Avant l'étape de la production, Francis Cayouette montre d'abord à ses clients des esquisses, puis des maquettes, des illustrations ou des impressions en 3D. Il collabore avec les fournisseurs des entreprises avec lesquelles il travaille. «Avec IKEA, je voyage beaucoup, notamment en Asie et en Europe, dans les usines de production. Parfois, c'est là que je commence le projet, et non sur la table à dessin. Je vois ce que le fournisseur est capable de faire et comment créer des produits avec de nouvelles techniques et de nouveaux matériaux. On travaille directement avec la matière», explique-t-il avec enthousiasme.

À Copenhague, la camelote n'existe pas. Même la boutique Tiger - une sorte de Dollarama - propose des objets design et de très bon goût. «Ici, les gens sont hyper conscients de la valeur du design et de la qualité dans les produits. On n'a pas à prouver qu'il faut travailler avec un designer. Cette discussion n'existe même pas.»

En Amérique du Nord, le designer doit encore souvent justifier et faire valoir son rôle. «Les gens voient souvent le design comme un ajout, comme de la décoration. Ici, les gens comprennent que cela fait partie de la fonctionnalité de l'objet dans son ensemble, donc le design est intégré avant même le projet.»

Ces jours-ci, Francis Cayouette travaille à la conception de plusieurs tables à café pour IKEA. Aujourd'hui, 15 ans après son arrivée à Copenhague, il a le loisir de choisir ses projets. Il engage des assistants selon ses besoins. «Comme j'ai un petit bureau, je garde mon créneau d'objets plus humains.»

«J'aime le côté humain, justement, ici», souligne le designer, qui ne fait pas ses 45 ans.

Cinq créations phares de Francis Cayouette

Cool-It

Rig-Tig (2014)

Cette carafe à garder au congélateur peut contenir 1,5 litre d'eau. Sa valeur ajoutée: son bouchon en forme de balle qui culbute sur le bec verseur. Baptisé Cool-It, l'objet de cuisine a valu à Francis Cayouette le prix allemand Design Plus 2014.

Photo fournie par Rig-Tig

Uppleva

Client: IKEA (2012)

Ce modèle de téléviseur intelligent, pas vendu en Amérique du Nord, propose un design qui s'harmonise avec le mobilier et le décor. Il mise en outre sur la simplicité.

Photo fournie par IKEA

One Step Up

Normann Copenhagen (2010)

Non seulement attrayante, cette bibliothèque peut facilement se plier et se ranger. Elle a été conçue initialement pour un client qui voulait exposer des objets dans une foire. En vente chez Normann Copenhagen, le magasin s'en sert également pour mettre en valeur des produits en solde.

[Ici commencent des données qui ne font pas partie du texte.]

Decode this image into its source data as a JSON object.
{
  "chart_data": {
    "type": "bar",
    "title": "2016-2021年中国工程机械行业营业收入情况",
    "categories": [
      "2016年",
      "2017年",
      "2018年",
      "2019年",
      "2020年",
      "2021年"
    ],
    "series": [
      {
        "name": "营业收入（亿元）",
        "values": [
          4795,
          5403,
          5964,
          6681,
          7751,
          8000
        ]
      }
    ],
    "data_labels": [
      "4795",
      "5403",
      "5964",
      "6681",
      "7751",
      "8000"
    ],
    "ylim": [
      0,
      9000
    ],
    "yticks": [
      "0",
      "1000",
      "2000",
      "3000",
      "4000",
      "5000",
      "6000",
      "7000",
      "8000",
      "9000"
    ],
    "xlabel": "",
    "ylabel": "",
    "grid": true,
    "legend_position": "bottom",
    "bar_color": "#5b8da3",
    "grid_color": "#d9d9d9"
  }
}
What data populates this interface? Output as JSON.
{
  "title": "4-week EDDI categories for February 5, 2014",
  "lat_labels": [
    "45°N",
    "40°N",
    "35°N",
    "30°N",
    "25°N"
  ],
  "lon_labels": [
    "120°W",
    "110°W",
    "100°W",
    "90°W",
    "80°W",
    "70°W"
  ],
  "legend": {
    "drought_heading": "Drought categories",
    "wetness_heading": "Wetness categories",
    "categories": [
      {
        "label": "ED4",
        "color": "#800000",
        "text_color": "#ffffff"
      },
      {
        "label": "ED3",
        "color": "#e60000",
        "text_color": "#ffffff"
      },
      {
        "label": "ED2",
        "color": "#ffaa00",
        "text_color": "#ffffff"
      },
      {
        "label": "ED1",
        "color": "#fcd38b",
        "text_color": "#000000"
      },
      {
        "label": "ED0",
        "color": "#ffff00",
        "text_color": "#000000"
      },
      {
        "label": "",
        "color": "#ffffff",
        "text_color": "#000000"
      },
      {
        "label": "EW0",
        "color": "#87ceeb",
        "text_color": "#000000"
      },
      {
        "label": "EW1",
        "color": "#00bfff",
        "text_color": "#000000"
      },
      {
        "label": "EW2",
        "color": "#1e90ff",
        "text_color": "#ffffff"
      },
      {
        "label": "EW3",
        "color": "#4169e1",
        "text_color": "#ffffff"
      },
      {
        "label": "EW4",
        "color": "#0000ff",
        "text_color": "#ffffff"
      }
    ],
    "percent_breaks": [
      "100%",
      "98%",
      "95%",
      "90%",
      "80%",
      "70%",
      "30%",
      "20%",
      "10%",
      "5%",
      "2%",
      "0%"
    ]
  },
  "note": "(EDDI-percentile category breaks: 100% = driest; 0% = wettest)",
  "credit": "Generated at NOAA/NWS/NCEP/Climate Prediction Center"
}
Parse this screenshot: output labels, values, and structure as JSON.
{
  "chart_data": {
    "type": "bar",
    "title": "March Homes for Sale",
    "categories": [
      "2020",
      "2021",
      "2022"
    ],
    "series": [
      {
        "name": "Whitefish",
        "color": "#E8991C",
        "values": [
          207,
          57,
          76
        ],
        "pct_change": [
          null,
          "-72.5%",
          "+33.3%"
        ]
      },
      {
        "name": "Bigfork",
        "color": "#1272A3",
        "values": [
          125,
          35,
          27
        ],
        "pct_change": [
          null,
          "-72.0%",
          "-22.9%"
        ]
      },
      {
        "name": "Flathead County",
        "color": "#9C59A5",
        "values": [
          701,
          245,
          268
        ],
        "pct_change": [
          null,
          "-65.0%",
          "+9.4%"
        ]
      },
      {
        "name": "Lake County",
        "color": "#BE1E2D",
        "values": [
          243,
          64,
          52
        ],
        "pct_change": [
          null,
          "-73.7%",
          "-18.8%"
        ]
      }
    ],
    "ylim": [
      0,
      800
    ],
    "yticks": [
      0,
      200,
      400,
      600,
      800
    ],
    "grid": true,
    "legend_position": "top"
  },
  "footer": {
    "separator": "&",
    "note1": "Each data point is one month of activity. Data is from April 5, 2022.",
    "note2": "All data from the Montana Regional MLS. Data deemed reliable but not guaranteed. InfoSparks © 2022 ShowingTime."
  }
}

Photo fournie par Norman Copenhagen

Heima

Normann Copenhagen (2009)

Très populaire en Europe comme en Amérique du Nord, ce chandelier en fer s'inspire du mouvement des artisans du fer danois des années 50 et de la tenace habitude des Scandinaves d'éclairer leur maison à la bougie.

Photo fournie par Norman Copenhagen

Bygga

Client: IKEA (2004)

Le premier contrat de Francis Cayouette pour IKEA lui a permis de réaliser des jeux pour enfants. Ici, le designer originaire de Montréal a réinterprété le jeu de bois traditionnel avec un ensemble de pièces qui permettent notamment de construire une moto.